La règle de l'article 700 pourrait être aisément modifiée en droit français : le gagnant d'un procès, s'il est en demande, et s'il n'est pas face à un particulier non professionnel, devrait obtenir 100 % du montant des dépens et des frais irrépétibles qu'il sollicite, dès lors qu'il justifie de la dépense effective de ces frais.
Et il n'y a rien de manichéen ou d'idéaliste en cela : c'est une appréciation purement économique, qui - me semble-t-il - entre parfaitement dans le dispositif de la loi Macron. Un procès pour quelqu'un qui obtient gain de cause, ne doit pas être, en sus de l'attente de recouvrer sa créance, un coût supplémentaire.
On pourrait également établir un barème en dessous duquel, selon la situation (particulier ou professionnel) le juge ne peut pas passer. Et il est possible, dans le même temps, de prévoir un plafond en fonction des ressources justifiées par la partie qui perd son procès.
Enfin, le seul cas dans lequel il me semble juste qu'aucun article 700 Cpc ne soit appliqué est celui où le juge constate par lui-même que les deux parties au procès ont des torts respectifs. Cela obligerait notamment les juridictions, indirectement, à motiver et à justifier de ce que aucun article 700 ne serait prétendument mérité en soulevant la réciprocité de fautes.
Mais dans tous les cas, je pense qu'il est grand temps de ne plus laisser au juge l'entière maitrise des coûts du procès, dépens et frais irrépétibles inclus, car il me semble que la règle est appliquée de manière bien trop aléatoire.

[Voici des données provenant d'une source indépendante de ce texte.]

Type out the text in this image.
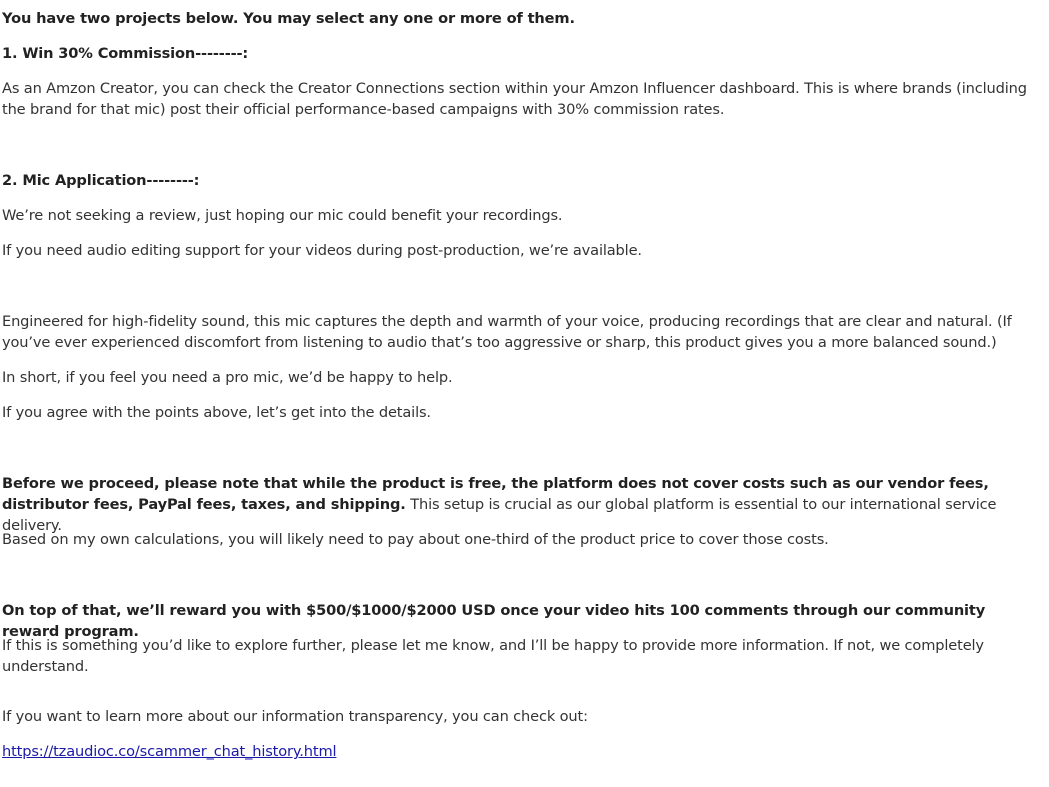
You have two projects below. You may select any one or more of them.

1. Win 30% Commission--------:

As an Amzon Creator, you can check the Creator Connections section within your Amzon Influencer dashboard. This is where brands (including the brand for that mic) post their official performance-based campaigns with 30% commission rates.

2. Mic Application--------:

We’re not seeking a review, just hoping our mic could benefit your recordings.

If you need audio editing support for your videos during post-production, we’re available.

Engineered for high-fidelity sound, this mic captures the depth and warmth of your voice, producing recordings that are clear and natural. (If you’ve ever experienced discomfort from listening to audio that’s too aggressive or sharp, this product gives you a more balanced sound.)

In short, if you feel you need a pro mic, we’d be happy to help.

If you agree with the points above, let’s get into the details.

Before we proceed, please note that while the product is free, the platform does not cover costs such as our vendor fees, distributor fees, PayPal fees, taxes, and shipping. This setup is crucial as our global platform is essential to our international service delivery.

Based on my own calculations, you will likely need to pay about one-third of the product price to cover those costs.

On top of that, we’ll reward you with $500/$1000/$2000 USD once your video hits 100 comments through our community reward program.

If this is something you’d like to explore further, please let me know, and I’ll be happy to provide more information. If not, we completely understand.

If you want to learn more about our information transparency, you can check out:

https://tzaudioc.co/scammer_chat_history.html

Ce dont le justiciable et l'avocat ont besoin est d'une certaine forme de lisibilité, même si l'aléa judiciaire demeure attachée à la souveraine appréciation du juge. Car, à l'heure actuelle, il est pénible pour l'avocat et pour le justiciable de devoir se ranger à l'idée qu'en matière d'article 700 Cpc, c'est la surprise.